# Cleaning, manipulating, and exploring data with pandas

In [None]:
# Import the pandas library as pd (callable in the code as pd)


In [None]:
# The csv data file location
csv_file_url = 'https://raw.githubusercontent.com/NCSU-Libraries/data-viz-instruction/main/MI_REU_2021/data/perovskite_DFT_EaH_FormE.csv'

# Read in the data file and print out the DataFrame


## Removing data
### Drop columns
Removing unnecessary columns of data using the DataFrame `drop()` method can simplify the dataset.

In [None]:
# Remove the empty columns using "drop()"


# Print out the first five records of the DataFrame


## Calculating new data
### Calculating with Expressions
New columns can be created based on data in other columns.

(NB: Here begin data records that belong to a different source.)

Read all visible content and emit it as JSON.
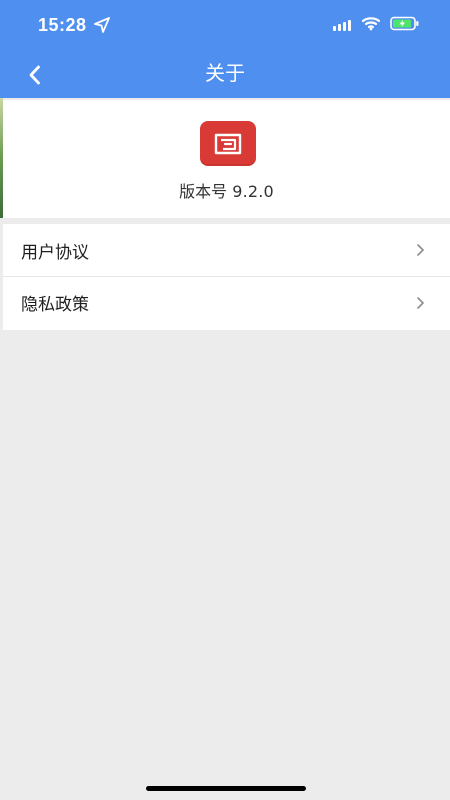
{
  "status_bar": {
    "time": "15:28",
    "icons": {
      "location": "location-arrow-icon",
      "signal": "cellular-signal-icon",
      "wifi": "wifi-icon",
      "battery": "battery-charging-icon"
    }
  },
  "header": {
    "title": "关于",
    "back_icon": "chevron-left-icon"
  },
  "about": {
    "logo_icon": "app-logo-icon",
    "version_label": "版本号",
    "version_value": "9.2.0"
  },
  "menu": {
    "items": [
      {
        "label": "用户协议",
        "icon": "chevron-right-icon"
      },
      {
        "label": "隐私政策",
        "icon": "chevron-right-icon"
      }
    ]
  },
  "colors": {
    "header_bg": "#4f8ff0",
    "page_bg": "#ececec",
    "card_bg": "#ffffff",
    "logo_bg": "#d93a35",
    "text_primary": "#1f1f1f",
    "chevron": "#8f8f8f"
  }
}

For example, the new column "Number of elements" is the number of columns that represent sites that are not null.

In [None]:
# Create a new column for the number of elements in a compound


# Print out the new column


### Calculating with apply functions
New columns can also be created with the `apply` method, which uses functions to handle more complex manipulations of existing data.

In [None]:
# Create a function that returns "stable" or "unstable" based on the energy above hull
def is_stable(energy_above_hull):
    # less than 40meV/atom is stable
    if energy_above_hull < 40:
        return "Stable"
    # greater than 40meV/atom is unstable
    else:
        return "Unstable"

# Create a new column
# apply the function "is_stable" to each row of another column to populate the new column with data


# View the dataset


## Replacing data
Data can be replaced in a column based on conditions, similar to "find and replace." For example, this replace method replaces element abbreviations with the full element name.

In [None]:
# Replace 'Sr' and 'Ca' abbreviations with "Strontium" and "Calcium"


# Print out the updated column of data


In [None]:
# Change the element names back to their abbreviations


# Print out the updated column of data


## Filtering data
### Conditional filtering
Data can be filtered using conditional statements to remove unecessary rows of data or observe a specific range of data.

In [None]:
# Filter the data to only see perovskite oxides where Calcium was found at A site #1


# Print out the filtered data


In [None]:
# Filter the data to only see only perovskite oxides with a formation energy greater than -1


# Print out the filtered data


In [None]:
# Filter the data to only see perovskite oxides where Calcium was found at A site #1 
# that also have a formation energy greater than -1


# Print out the filtered data


# Show how many rows meet these requirements


## Aggregating data
### Unique
The `unique()` method can be used to see the total number of unique values are in a column of data. It returns a list of each value.

In [None]:
# Create a list of the unique elements at B site #3 with unique()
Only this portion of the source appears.